Techno, house, hauntology e outras ondas.

Oficina Radiofónica #54: Soul Jazz Records / Sam Gendel / Rabu Mazda

Ilustração: Riça
Publicado a: 10/03/2021

Oficina Radiofónica é a coluna de crítica de música electrónica do Rimas e Batidas. Música Electrónica? Sim. Techno e footwork, house e hauntology, cenas experimentais, ambientais, electro clássico e moderno, drum n’ bass e dubstep, dub e o que mais possa ser feito com sintetizadores e caixas de ritmos, computadores e osciladores e samplers e sequenciadores e outras máquinas que façam “bleep”, “zoing”, “boom” e “tshack”.
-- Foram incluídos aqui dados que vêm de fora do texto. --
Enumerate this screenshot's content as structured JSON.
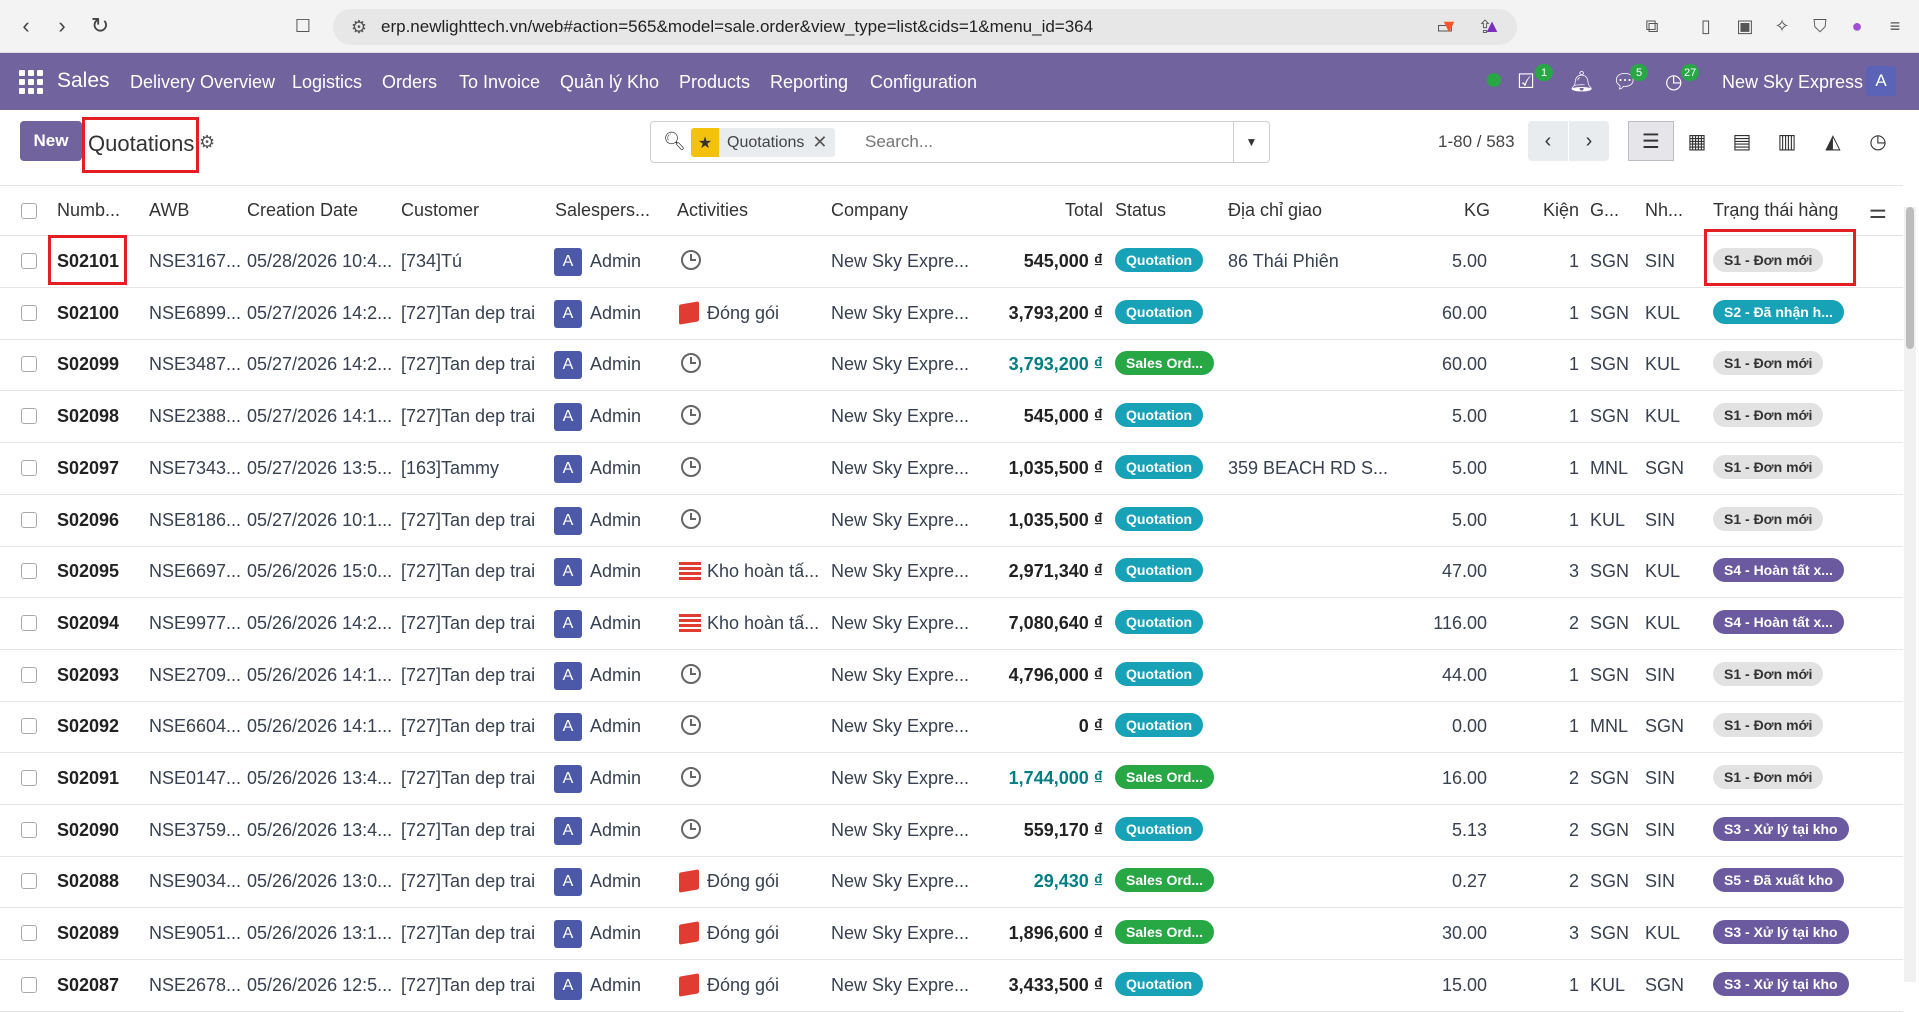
{
  "browser": {
    "url": "erp.newlighttech.vn/web#action=565&model=sale.order&view_type=list&cids=1&menu_id=364"
  },
  "navbar": {
    "brand": "Sales",
    "menu": [
      "Delivery Overview",
      "Logistics",
      "Orders",
      "To Invoice",
      "Quản lý Kho",
      "Products",
      "Reporting",
      "Configuration"
    ],
    "activity_count": "1",
    "messages_count": "5",
    "clock_count": "27",
    "company": "New Sky Express",
    "user_initial": "A"
  },
  "control_panel": {
    "new_label": "New",
    "title": "Quotations",
    "facet": "Quotations",
    "search_placeholder": "Search...",
    "pager": "1-80 / 583"
  },
  "table": {
    "columns": [
      "Numb...",
      "AWB",
      "Creation Date",
      "Customer",
      "Salespers...",
      "Activities",
      "Company",
      "Total",
      "Status",
      "Địa chỉ giao",
      "KG",
      "Kiện",
      "G...",
      "Nh...",
      "Trạng thái hàng"
    ],
    "rows": [
      {
        "number": "S02101",
        "awb": "NSE3167...",
        "date": "05/28/2026 10:4...",
        "customer": "[734]Tú",
        "sales": "Admin",
        "activity": "clock",
        "activity_text": "",
        "company": "New Sky Expre...",
        "total": "545,000 ₫",
        "total_blue": false,
        "status": "Quotation",
        "address": "86 Thái Phiên",
        "kg": "5.00",
        "kien": "1",
        "from": "SGN",
        "to": "SIN",
        "tag": "S1 - Đơn mới",
        "tag_class": "t-s1"
      },
      {
        "number": "S02100",
        "awb": "NSE6899...",
        "date": "05/27/2026 14:2...",
        "customer": "[727]Tan dep trai",
        "sales": "Admin",
        "activity": "box",
        "activity_text": "Đóng gói",
        "company": "New Sky Expre...",
        "total": "3,793,200 ₫",
        "total_blue": false,
        "status": "Quotation",
        "address": "",
        "kg": "60.00",
        "kien": "1",
        "from": "SGN",
        "to": "KUL",
        "tag": "S2 - Đã nhận h...",
        "tag_class": "t-s2"
      },
      {
        "number": "S02099",
        "awb": "NSE3487...",
        "date": "05/27/2026 14:2...",
        "customer": "[727]Tan dep trai",
        "sales": "Admin",
        "activity": "clock",
        "activity_text": "",
        "company": "New Sky Expre...",
        "total": "3,793,200 ₫",
        "total_blue": true,
        "status": "Sales Ord...",
        "address": "",
        "kg": "60.00",
        "kien": "1",
        "from": "SGN",
        "to": "KUL",
        "tag": "S1 - Đơn mới",
        "tag_class": "t-s1"
      },
      {
        "number": "S02098",
        "awb": "NSE2388...",
        "date": "05/27/2026 14:1...",
        "customer": "[727]Tan dep trai",
        "sales": "Admin",
        "activity": "clock",
        "activity_text": "",
        "company": "New Sky Expre...",
        "total": "545,000 ₫",
        "total_blue": false,
        "status": "Quotation",
        "address": "",
        "kg": "5.00",
        "kien": "1",
        "from": "SGN",
        "to": "KUL",
        "tag": "S1 - Đơn mới",
        "tag_class": "t-s1"
      },
      {
        "number": "S02097",
        "awb": "NSE7343...",
        "date": "05/27/2026 13:5...",
        "customer": "[163]Tammy",
        "sales": "Admin",
        "activity": "clock",
        "activity_text": "",
        "company": "New Sky Expre...",
        "total": "1,035,500 ₫",
        "total_blue": false,
        "status": "Quotation",
        "address": "359 BEACH RD S...",
        "kg": "5.00",
        "kien": "1",
        "from": "MNL",
        "to": "SGN",
        "tag": "S1 - Đơn mới",
        "tag_class": "t-s1"
      },
      {
        "number": "S02096",
        "awb": "NSE8186...",
        "date": "05/27/2026 10:1...",
        "customer": "[727]Tan dep trai",
        "sales": "Admin",
        "activity": "clock",
        "activity_text": "",
        "company": "New Sky Expre...",
        "total": "1,035,500 ₫",
        "total_blue": false,
        "status": "Quotation",
        "address": "",
        "kg": "5.00",
        "kien": "1",
        "from": "KUL",
        "to": "SIN",
        "tag": "S1 - Đơn mới",
        "tag_class": "t-s1"
      },
      {
        "number": "S02095",
        "awb": "NSE6697...",
        "date": "05/26/2026 15:0...",
        "customer": "[727]Tan dep trai",
        "sales": "Admin",
        "activity": "stripes",
        "activity_text": "Kho hoàn tấ...",
        "company": "New Sky Expre...",
        "total": "2,971,340 ₫",
        "total_blue": false,
        "status": "Quotation",
        "address": "",
        "kg": "47.00",
        "kien": "3",
        "from": "SGN",
        "to": "KUL",
        "tag": "S4 - Hoàn tất x...",
        "tag_class": "t-s3"
      },
      {
        "number": "S02094",
        "awb": "NSE9977...",
        "date": "05/26/2026 14:2...",
        "customer": "[727]Tan dep trai",
        "sales": "Admin",
        "activity": "stripes",
        "activity_text": "Kho hoàn tấ...",
        "company": "New Sky Expre...",
        "total": "7,080,640 ₫",
        "total_blue": false,
        "status": "Quotation",
        "address": "",
        "kg": "116.00",
        "kien": "2",
        "from": "SGN",
        "to": "KUL",
        "tag": "S4 - Hoàn tất x...",
        "tag_class": "t-s3"
      },
      {
        "number": "S02093",
        "awb": "NSE2709...",
        "date": "05/26/2026 14:1...",
        "customer": "[727]Tan dep trai",
        "sales": "Admin",
        "activity": "clock",
        "activity_text": "",
        "company": "New Sky Expre...",
        "total": "4,796,000 ₫",
        "total_blue": false,
        "status": "Quotation",
        "address": "",
        "kg": "44.00",
        "kien": "1",
        "from": "SGN",
        "to": "SIN",
        "tag": "S1 - Đơn mới",
        "tag_class": "t-s1"
      },
      {
        "number": "S02092",
        "awb": "NSE6604...",
        "date": "05/26/2026 14:1...",
        "customer": "[727]Tan dep trai",
        "sales": "Admin",
        "activity": "clock",
        "activity_text": "",
        "company": "New Sky Expre...",
        "total": "0 ₫",
        "total_blue": false,
        "status": "Quotation",
        "address": "",
        "kg": "0.00",
        "kien": "1",
        "from": "MNL",
        "to": "SGN",
        "tag": "S1 - Đơn mới",
        "tag_class": "t-s1"
      },
      {
        "number": "S02091",
        "awb": "NSE0147...",
        "date": "05/26/2026 13:4...",
        "customer": "[727]Tan dep trai",
        "sales": "Admin",
        "activity": "clock",
        "activity_text": "",
        "company": "New Sky Expre...",
        "total": "1,744,000 ₫",
        "total_blue": true,
        "status": "Sales Ord...",
        "address": "",
        "kg": "16.00",
        "kien": "2",
        "from": "SGN",
        "to": "SIN",
        "tag": "S1 - Đơn mới",
        "tag_class": "t-s1"
      },
      {
        "number": "S02090",
        "awb": "NSE3759...",
        "date": "05/26/2026 13:4...",
        "customer": "[727]Tan dep trai",
        "sales": "Admin",
        "activity": "clock",
        "activity_text": "",
        "company": "New Sky Expre...",
        "total": "559,170 ₫",
        "total_blue": false,
        "status": "Quotation",
        "address": "",
        "kg": "5.13",
        "kien": "2",
        "from": "SGN",
        "to": "SIN",
        "tag": "S3 - Xử lý tại kho",
        "tag_class": "t-s3"
      },
      {
        "number": "S02088",
        "awb": "NSE9034...",
        "date": "05/26/2026 13:0...",
        "customer": "[727]Tan dep trai",
        "sales": "Admin",
        "activity": "box",
        "activity_text": "Đóng gói",
        "company": "New Sky Expre...",
        "total": "29,430 ₫",
        "total_blue": true,
        "status": "Sales Ord...",
        "address": "",
        "kg": "0.27",
        "kien": "2",
        "from": "SGN",
        "to": "SIN",
        "tag": "S5 - Đã xuất kho",
        "tag_class": "t-s3"
      },
      {
        "number": "S02089",
        "awb": "NSE9051...",
        "date": "05/26/2026 13:1...",
        "customer": "[727]Tan dep trai",
        "sales": "Admin",
        "activity": "box",
        "activity_text": "Đóng gói",
        "company": "New Sky Expre...",
        "total": "1,896,600 ₫",
        "total_blue": false,
        "status": "Sales Ord...",
        "address": "",
        "kg": "30.00",
        "kien": "3",
        "from": "SGN",
        "to": "KUL",
        "tag": "S3 - Xử lý tại kho",
        "tag_class": "t-s3"
      },
      {
        "number": "S02087",
        "awb": "NSE2678...",
        "date": "05/26/2026 12:5...",
        "customer": "[727]Tan dep trai",
        "sales": "Admin",
        "activity": "box",
        "activity_text": "Đóng gói",
        "company": "New Sky Expre...",
        "total": "3,433,500 ₫",
        "total_blue": false,
        "status": "Quotation",
        "address": "",
        "kg": "15.00",
        "kien": "1",
        "from": "KUL",
        "to": "SGN",
        "tag": "S3 - Xử lý tại kho",
        "tag_class": "t-s3"
      }
    ]
  },
  "colors": {
    "navbar": "#71639e",
    "quotation_badge": "#17a2b8",
    "sales_order_badge": "#28a745",
    "highlight": "#e51e25"
  }
}
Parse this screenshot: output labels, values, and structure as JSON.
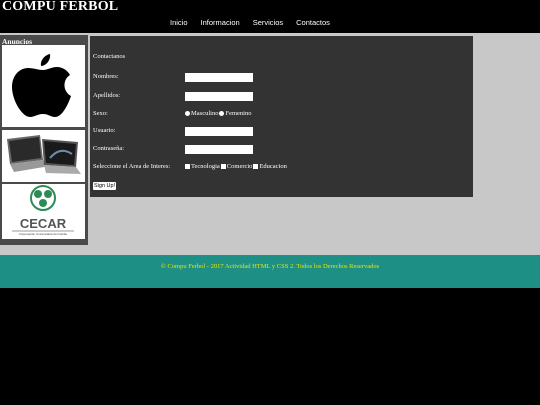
{
  "header": {
    "brand": "COMPU FERBOL",
    "nav": [
      "Inicio",
      "Informacion",
      "Servicios",
      "Contactos"
    ]
  },
  "sidebar": {
    "title": "Anuncios",
    "ads": [
      {
        "name": "apple-logo-ad",
        "alt": "Apple"
      },
      {
        "name": "laptops-ad",
        "alt": "Laptops"
      },
      {
        "name": "cecar-ad",
        "alt": "CECAR",
        "text": "CECAR",
        "subtext": "Corporación Universitaria del Caribe"
      }
    ]
  },
  "form": {
    "heading": "Contactanos",
    "labels": {
      "nombres": "Nombres:",
      "apellidos": "Apellidos:",
      "sexo": "Sexo:",
      "usuario": "Usuario:",
      "contrasena": "Contraseña:",
      "area": "Seleccione el Area de Interes:"
    },
    "sexo_options": [
      "Masculino",
      "Femenino"
    ],
    "area_options": [
      "Tecnologia",
      "Comercio",
      "Educacion"
    ],
    "submit": "Sign Up!"
  },
  "footer": {
    "text": "© Compu Ferbol - 2017 Actividad HTML y CSS 2. Todos los Derechos Reservados"
  }
}
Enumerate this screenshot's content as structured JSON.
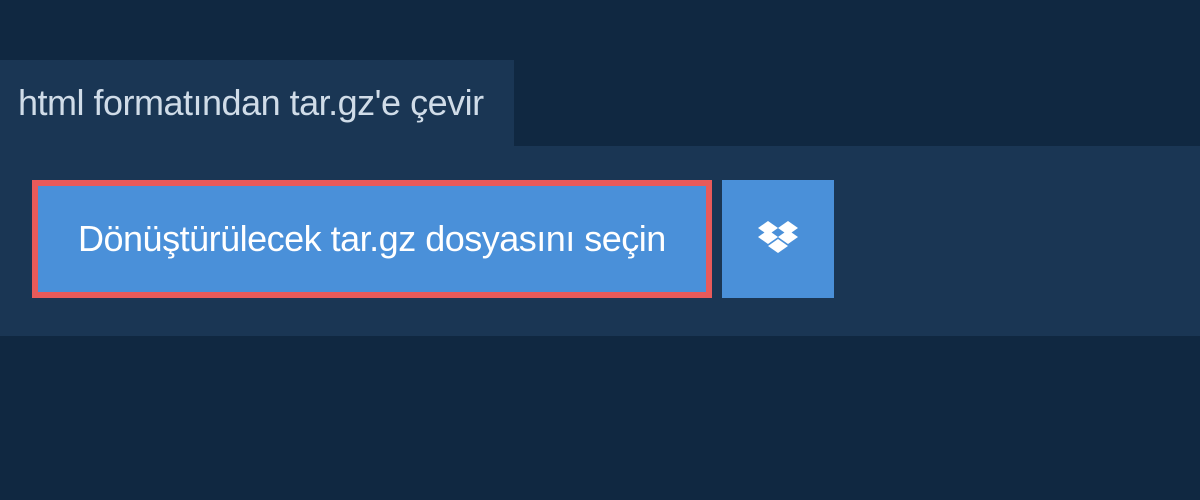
{
  "header": {
    "title": "html formatından tar.gz'e çevir"
  },
  "actions": {
    "select_file_label": "Dönüştürülecek tar.gz dosyasını seçin",
    "dropbox_icon_name": "dropbox"
  },
  "colors": {
    "background": "#102841",
    "panel": "#1a3654",
    "button_primary": "#4a90d9",
    "highlight_border": "#e85a5a",
    "text_light": "#d0dce8",
    "text_white": "#ffffff"
  }
}
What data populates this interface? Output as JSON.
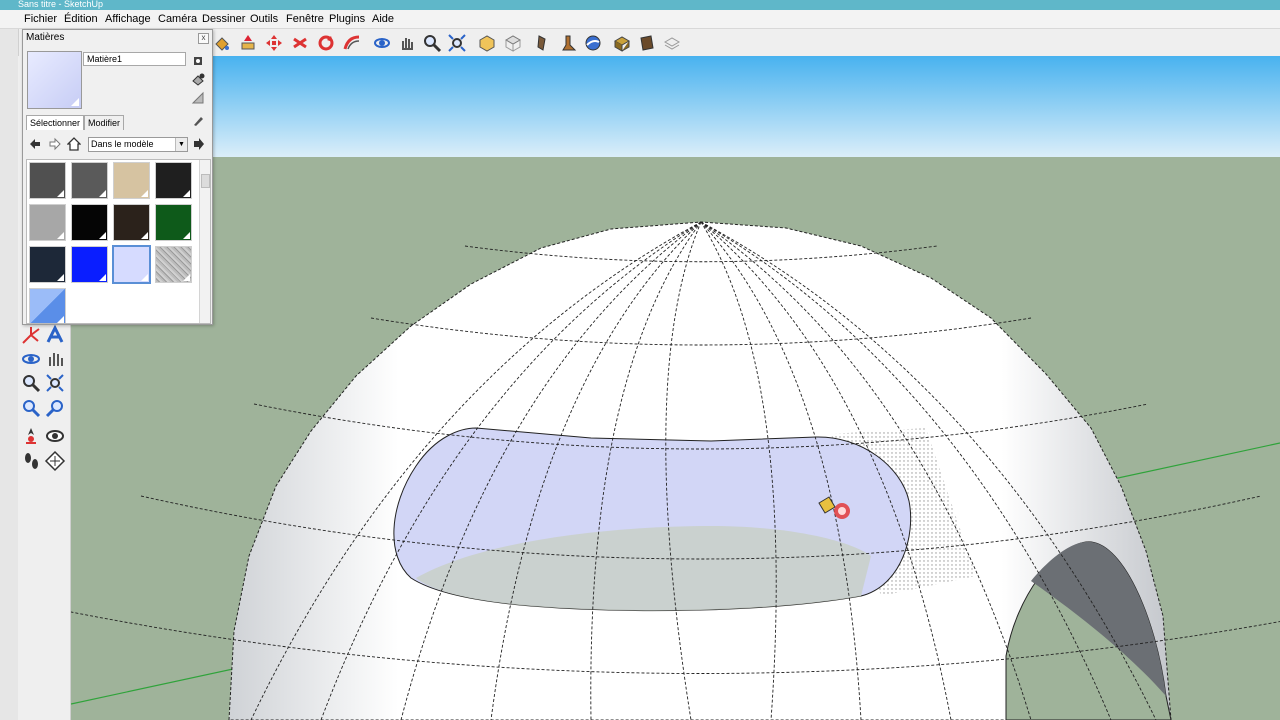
{
  "window": {
    "title": "Sans titre - SketchUp"
  },
  "menu": [
    "Fichier",
    "Édition",
    "Affichage",
    "Caméra",
    "Dessiner",
    "Outils",
    "Fenêtre",
    "Plugins",
    "Aide"
  ],
  "materials_panel": {
    "title": "Matières",
    "close_glyph": "x",
    "material_name": "Matière1",
    "tabs": [
      "Sélectionner",
      "Modifier"
    ],
    "library_select": "Dans le modèle",
    "swatch_colors": [
      "#505050",
      "#5a5a5a",
      "#d6c3a1",
      "#1f1f1f",
      "#a7a7a7",
      "#050505",
      "#2b221b",
      "#0e5a1a",
      "#1d2838",
      "#0a1eff",
      "#d6dbff",
      "#b8b8b8",
      "#6a9df2"
    ],
    "selected_swatch_index": 10
  },
  "toolbar_icons": [
    "paint-bucket-icon",
    "push-pull-icon",
    "move-icon",
    "rotate-icon",
    "follow-me-icon",
    "orbit-icon",
    "pan-icon",
    "zoom-icon",
    "zoom-extents-icon",
    "iso-view-icon",
    "top-view-icon",
    "front-view-icon",
    "walk-icon",
    "look-around-icon",
    "section-icon",
    "component-icon",
    "group-icon",
    "layers-icon"
  ],
  "left_tool_icons": [
    "axes-icon",
    "text-3d-icon",
    "orbit-icon",
    "pan-icon",
    "zoom-icon",
    "zoom-extents-icon",
    "previous-view-icon",
    "next-view-icon",
    "position-camera-icon",
    "look-around-icon",
    "walk-icon",
    "section-plane-icon"
  ],
  "colors": {
    "sky_top": "#48b2ef",
    "sky_bottom": "#dbeef9",
    "ground": "#9fb39a",
    "dome_face": "#ffffff",
    "hole_face": "#d2d6f6",
    "axis_green": "#2fa33a",
    "cursor_red": "#e43a3a"
  }
}
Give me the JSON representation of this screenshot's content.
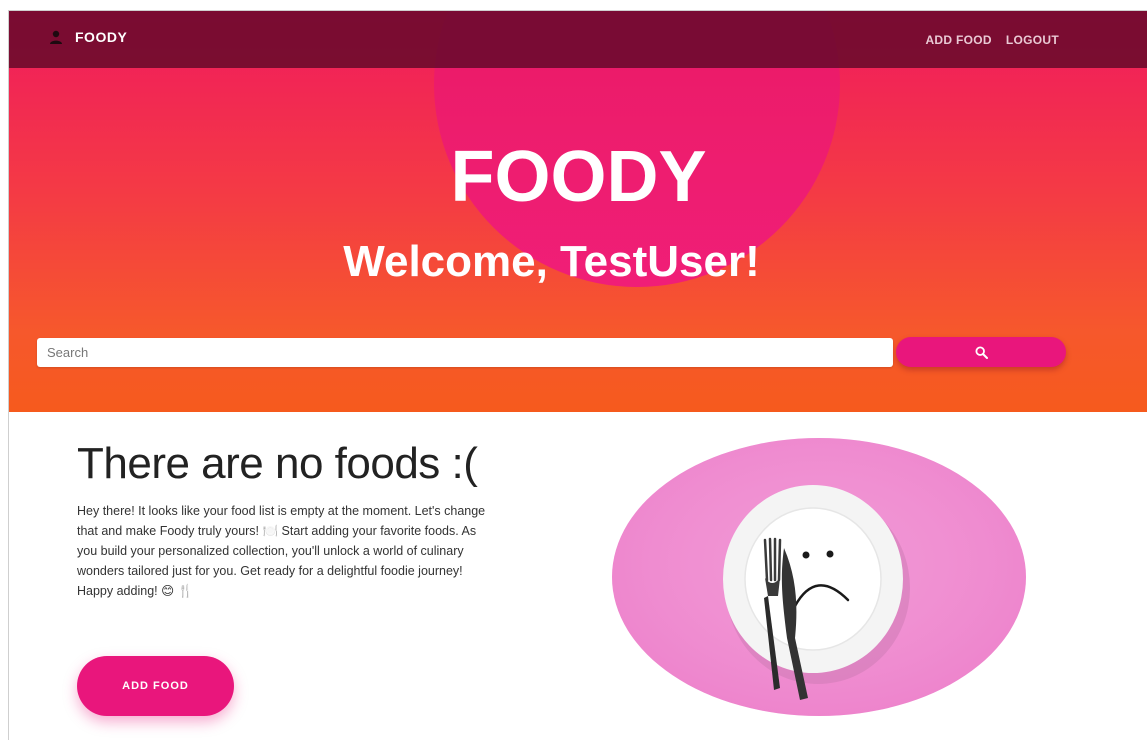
{
  "navbar": {
    "brand": "FOODY",
    "links": {
      "add_food": "ADD FOOD",
      "logout": "LOGOUT"
    }
  },
  "hero": {
    "title": "FOODY",
    "subtitle": "Welcome, TestUser!"
  },
  "search": {
    "placeholder": "Search",
    "value": "",
    "button_icon": "search-icon"
  },
  "empty_state": {
    "title": "There are no foods :(",
    "message": "Hey there! It looks like your food list is empty at the moment. Let's change that and make Foody truly yours! 🍽️ Start adding your favorite foods. As you build your personalized collection, you'll unlock a world of culinary wonders tailored just for you. Get ready for a delightful foodie journey! Happy adding! 😊 🍴",
    "button_label": "ADD FOOD",
    "image": "sad-plate-illustration"
  },
  "colors": {
    "accent": "#e9167c",
    "navbar": "#7a0a33",
    "hero_top": "#f01a5e",
    "hero_bottom": "#f65a1d",
    "plate_background": "#f08ad0"
  }
}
[Vários Artistas] Two Synths, A Guitar (And) A Drum Machine – Post Punk Dance / Soul Jazz Records

Com Two Synths, A Guitar (And) A Drum Machine, a Soul Jazz de Stuart Baker inaugura uma nova série de compilações designada Post Punk Dance. Como outras séries da casa — e New York Noiseou Punk 45 são exemplos possíveis –, esta também nasce com uma antologia que serve de molde e manifesto orientador para futuras edições: este primeiro volume foca-se em projectos contemporâneos, de diferentes origens geográficas (Portugal está representado com os Niagara), e com múltiplas abordagens à sonoridade que se impôs a partir do ponto de confluência da no wave nova-iorquina, das experiências de cruzamento da urgência do punk com a sinuosidade do funk e, pois claro, das derivas “industriais” que na Inglaterra dos Joy Division ou Cabaret Voltaire também criaram descendência. A esses dois pólos gravitacionais importantes, a Soul Jazz acrescenta ainda a mais remota influência da cadência motorik desenhada por bandas alemãs dos anos 70 como Can ou Neu! E isso significa alinhar música de Zongamin, Vex Ruffin (com o veterano da cena hip hop de Nova Iorque Fab Five Freddy), Leroy Duncann (ligado aos Pokus), Tom of England, Madmadmad ou os já citados Niagara. Revelando estudo atento e profundo do trabalho de bandas como as ESG, Bush Tetras, Suicide, Talking Heads, Liquid Liquid, 400 Blows ou A Certain Ratio, para lá dos exemplos lá atrás mencionados, estes grupos misturam o pulsar do disco sound, a agressividade e urgência do punk, uma vincada atitude experimental que se espelha na exploração obtusa das ferramentas electrónicas e do próprio estúdio – com o dub a oferecer importantes coordenadas neste departamento — para criarem uma música que é livre, transgressora, excitante, sexy e desafiante para qualquer par de ouvidos que sinta desconforto quando sente estar a receber sinais que parecem ser emitidos a partir de terrenos inóspitos e ainda pouco explorados. É nessas zonas cinzentas – entre géneros, entre geografias, entre épocas, entre práticas… – que muitas vezes se conjuram as mais interessantes ideias musicais. Escute-se atentamente “Tocar” dos alemães Toresch para se perceber isso mesmo. Mais uma série Soul Jazz para seguir atentamente, pois claro.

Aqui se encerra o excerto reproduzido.